The escalating conflict between the kingdom and the semi-nomadic tribes outside its borders set the stage for Ashin’s spiral into darkness. Ashin’s father, Ta Hab, is the leader of her tiny village and a Joseon sympathizer waiting for an official government appointment that was never going to come. A backwater settlement of little significance to either faction and not truly accepted by either side, the Seongjeoyain become a casualty of war and Ashin is the only known survivor.
During the press con, Jun Ji-hyun was asked how she prepared for the role, and she responded that it wasn’t so much the physical aspect that challenged but the internalization of a uniquely Korean concept. “I tried to focus mostly on how to interpret the personal anguish and hurt, which we in Korea refer to as han and how to interpret that emotion into wanting to exact vengeance on the whole land of Joseon,” she says.

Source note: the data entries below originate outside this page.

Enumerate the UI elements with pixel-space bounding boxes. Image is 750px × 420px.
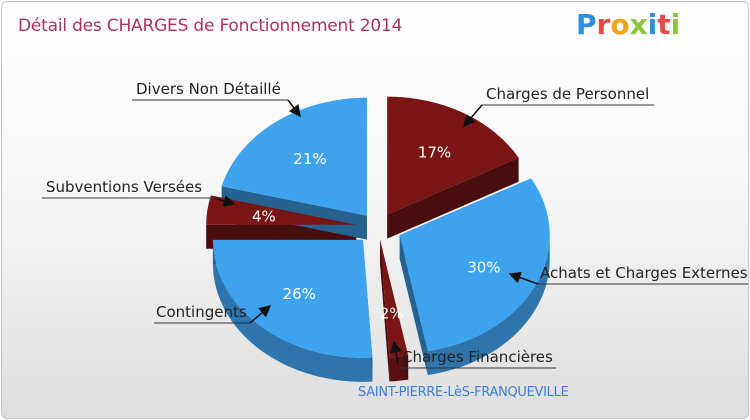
proxiti-logo: Proxiti bbox=[576, 8, 680, 41]
logo-letter: i bbox=[647, 8, 658, 41]
pie-slice bbox=[387, 96, 519, 215]
slice-percent-label: 4% bbox=[252, 208, 276, 226]
slice-percent-label: 30% bbox=[467, 258, 500, 276]
logo-letter: t bbox=[657, 8, 671, 41]
city-subtitle: SAINT-PIERRE-LèS-FRANQUEVILLE bbox=[358, 385, 569, 400]
slice-percent-label: 2% bbox=[380, 304, 404, 322]
slice-percent-label: 21% bbox=[293, 150, 326, 168]
slice-category-label: Achats et Charges Externes bbox=[540, 264, 748, 282]
slice-category-label: Subventions Versées bbox=[46, 178, 202, 196]
chart-title: Détail des CHARGES de Fonctionnement 201… bbox=[18, 16, 403, 36]
slice-percent-label: 26% bbox=[283, 285, 316, 303]
pie-slice bbox=[212, 239, 373, 358]
callout-arrow bbox=[389, 340, 402, 365]
slice-category-label: Charges Financières bbox=[402, 348, 553, 366]
callout-arrow bbox=[213, 195, 236, 207]
pie-slice bbox=[221, 97, 367, 216]
logo-letter: P bbox=[576, 8, 597, 41]
pie-slice bbox=[380, 239, 409, 358]
callout-arrow bbox=[508, 271, 539, 285]
slice-percent-label: 17% bbox=[418, 144, 451, 162]
slice-side bbox=[387, 157, 519, 239]
slice-category-label: Divers Non Détaillé bbox=[136, 80, 281, 98]
logo-letter: r bbox=[596, 8, 611, 41]
slice-category-label: Contingents bbox=[156, 303, 247, 321]
callout-arrow bbox=[249, 305, 272, 324]
slice-category-label: Charges de Personnel bbox=[486, 85, 649, 103]
logo-letter: i bbox=[670, 8, 681, 41]
logo-letter: o bbox=[610, 8, 630, 41]
pie-slice bbox=[206, 195, 357, 225]
logo-letter: x bbox=[629, 8, 648, 41]
callout-arrow bbox=[463, 104, 483, 128]
callout-arrow bbox=[287, 99, 301, 118]
pie-slice bbox=[399, 178, 550, 352]
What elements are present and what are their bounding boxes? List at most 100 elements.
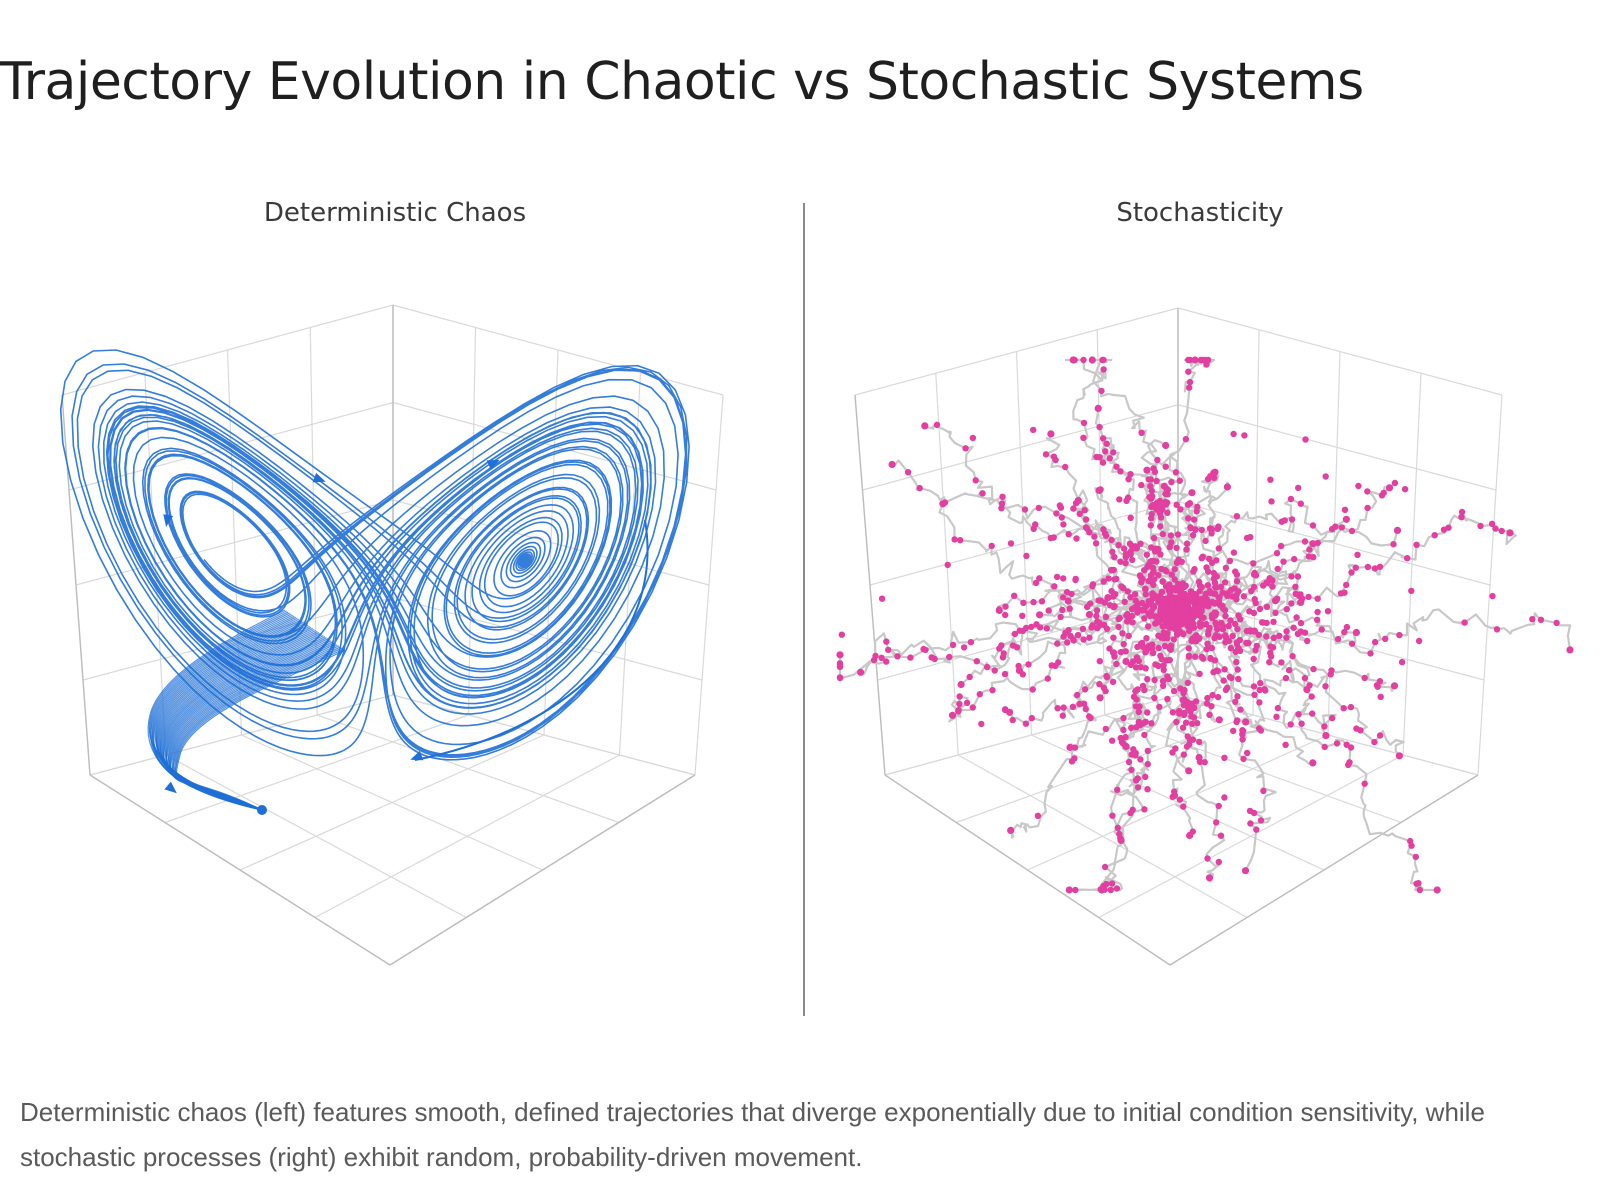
sample-point: [1180, 751, 1187, 758]
sample-point: [1282, 674, 1290, 682]
sample-point: [1287, 495, 1295, 503]
walker-endpoint: [1143, 466, 1151, 474]
scatter-point: [1111, 576, 1118, 583]
scatter-point: [1341, 506, 1349, 513]
sample-point: [1147, 522, 1154, 529]
scatter-point: [1250, 655, 1257, 663]
sample-point: [1142, 773, 1149, 781]
core-point: [1198, 613, 1206, 621]
walker-endpoint: [1074, 497, 1082, 505]
sample-point: [1367, 650, 1374, 657]
sample-point: [1160, 629, 1167, 636]
sample-point: [1142, 591, 1149, 598]
chaos-plot: [59, 304, 724, 966]
walker-path: [1181, 510, 1517, 622]
sample-point: [870, 656, 878, 664]
scatter-point: [1089, 581, 1097, 588]
scatter-point: [1246, 807, 1254, 815]
sample-point: [1309, 710, 1316, 717]
walker-endpoint: [1191, 356, 1199, 364]
scatter-point: [1076, 700, 1083, 708]
scatter-point: [1110, 649, 1117, 656]
sample-point: [1059, 606, 1066, 614]
scatter-point: [1209, 598, 1216, 606]
scatter-point: [1196, 619, 1204, 627]
sample-point: [1179, 696, 1186, 704]
scatter-point: [1221, 754, 1228, 761]
scatter-point: [1009, 642, 1017, 649]
core-point: [1171, 595, 1178, 602]
walker-path: [1064, 358, 1183, 609]
sample-point: [1293, 614, 1300, 621]
chaos-trajectories: [59, 349, 690, 815]
sample-point: [1257, 679, 1264, 687]
sample-point: [1294, 573, 1302, 580]
walker-path: [860, 606, 1183, 675]
sample-point: [1080, 356, 1087, 364]
sample-point: [1207, 473, 1214, 480]
sample-point: [836, 674, 844, 681]
core-point: [1155, 598, 1162, 606]
sample-point: [1214, 667, 1222, 675]
sample-point: [988, 542, 995, 550]
sample-point: [1156, 703, 1163, 711]
scatter-point: [1122, 560, 1129, 567]
sample-point: [1292, 583, 1299, 590]
sample-point: [1298, 720, 1305, 727]
sample-point: [933, 421, 941, 428]
grid-line: [1027, 734, 1329, 871]
walker-endpoint: [1506, 529, 1514, 537]
sample-point: [1148, 544, 1155, 551]
sample-point: [1185, 515, 1192, 522]
sample-point: [1119, 630, 1126, 637]
sample-point: [1340, 705, 1347, 712]
scatter-point: [838, 631, 845, 638]
sample-point: [991, 667, 998, 674]
sample-point: [1030, 598, 1037, 606]
sample-point: [1098, 387, 1105, 395]
scatter-point: [1355, 482, 1362, 490]
sample-point: [1137, 664, 1144, 671]
sample-point: [1155, 572, 1162, 579]
scatter-point: [1145, 577, 1152, 585]
scatter-point: [1226, 673, 1234, 681]
sample-point: [1102, 448, 1109, 455]
scatter-point: [1226, 557, 1234, 565]
sample-point: [1043, 625, 1050, 632]
scatter-point: [1233, 640, 1241, 648]
sample-point: [999, 493, 1006, 500]
sample-point: [1194, 503, 1201, 511]
sample-point: [1081, 686, 1089, 693]
sample-point: [1229, 632, 1236, 640]
sample-point: [1314, 595, 1321, 602]
sample-point: [1150, 534, 1158, 542]
direction-arrow: [410, 750, 424, 761]
sample-point: [1133, 696, 1140, 703]
sample-point: [949, 641, 957, 649]
scatter-point: [1276, 632, 1283, 639]
scatter-point: [1138, 579, 1145, 586]
sample-point: [1206, 589, 1213, 596]
sample-point: [1144, 709, 1151, 716]
sample-point: [1280, 558, 1287, 565]
sample-point: [1172, 587, 1180, 594]
sample-point: [1159, 531, 1166, 538]
sample-point: [1341, 628, 1348, 636]
scatter-point: [1283, 606, 1290, 613]
sample-point: [1001, 670, 1009, 678]
core-point: [1184, 593, 1191, 601]
stochastic-panel: Stochasticity: [810, 190, 1590, 1020]
diverging-trajectory: [174, 648, 344, 811]
grid-line: [694, 394, 724, 776]
scatter-point: [1222, 612, 1229, 620]
sample-point: [1074, 631, 1082, 639]
sample-point: [1412, 853, 1419, 861]
sample-point: [1298, 595, 1306, 602]
direction-arrow: [486, 459, 500, 470]
scatter-point: [1285, 667, 1293, 674]
sample-point: [1347, 744, 1355, 751]
sample-point: [966, 673, 973, 681]
sample-point: [1215, 858, 1222, 866]
sample-point: [1234, 693, 1241, 700]
core-point: [1168, 609, 1176, 617]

Han in simple terms is sadness, but is quite possibly impossible to define outside the Korean experience. It’s a sort of collective feeling of sorrow or grief that has been defined as running in the blood of all Koreans. It is a palpable, romanticized melancholy, a uniquely Korean cultural concept, that accurately encapsulates not only the character of Ashin but her origin story.
Most of the film revolves around Ashin’s growth into an angry, bow-wielding spirit of vengeance. Taken advantage of, raped, betrayed, lied to … Kim threw in every conceivable trope to concoct the perfect stew of han, a recipe for revenge. But the experience is less Death Wish and more true crime documentary as there’s surprisingly little to no catharsis when Ashin puts her plan into motion.
In fact, the whole film is suffused with han, an inescapable feeling of despair, a separation from family and loved ones such that the single most powerful scene in the film is han—and Ashin—in a nutshell. This was Kim’s favorite scene, an extremely poignant and sorrowful scene toward the end of the episode with zombies. She says, “It was very tough to write that particular scene and also a scene that I really wanted to see come to life.”
That scene is director Kim Seong-hun’s favorite, as well. “It's tough to talk in detail about the scenes [to avoid spoilers],” he says, “but I believe that it is a scene that the entire 90 minutes is really running toward. I would say it's a truly sad, tragic but immensely charming scene.”
Charming is relative. Despite the lovely Jun Ji-hyun in the role, Ashin is every bit as monstrous as the zombies, if not more. Deadened by her experiences, she is as cold as the landscape and problematic to cheer for. Her knowledge and discoveries of the resurrection plant make her dangerous, but combined with her scorched earth approach, she’s terrifying.
Kingdom: Ashin of the North isn’t as enjoyable an experience as the series. It’s slower-paced with fewer zombies and lacks a true protagonist to root for. However, it carries much of the same spirit. As Kim Seong-hun explains, “When you compare it to similar works in the genre, the Kingdom story incorporates human history, the hunger, the greed for power, as well as the concept of han or anguish or sadness.”
Han. The beauty of sorrow. At the very least, Kingdom: Ashin of the North succeeds in drawing viewers into the deep despair of its doomed world. And there’s a certain beauty in that.
Kingdom: Ashin of the North is now streaming on Netflix.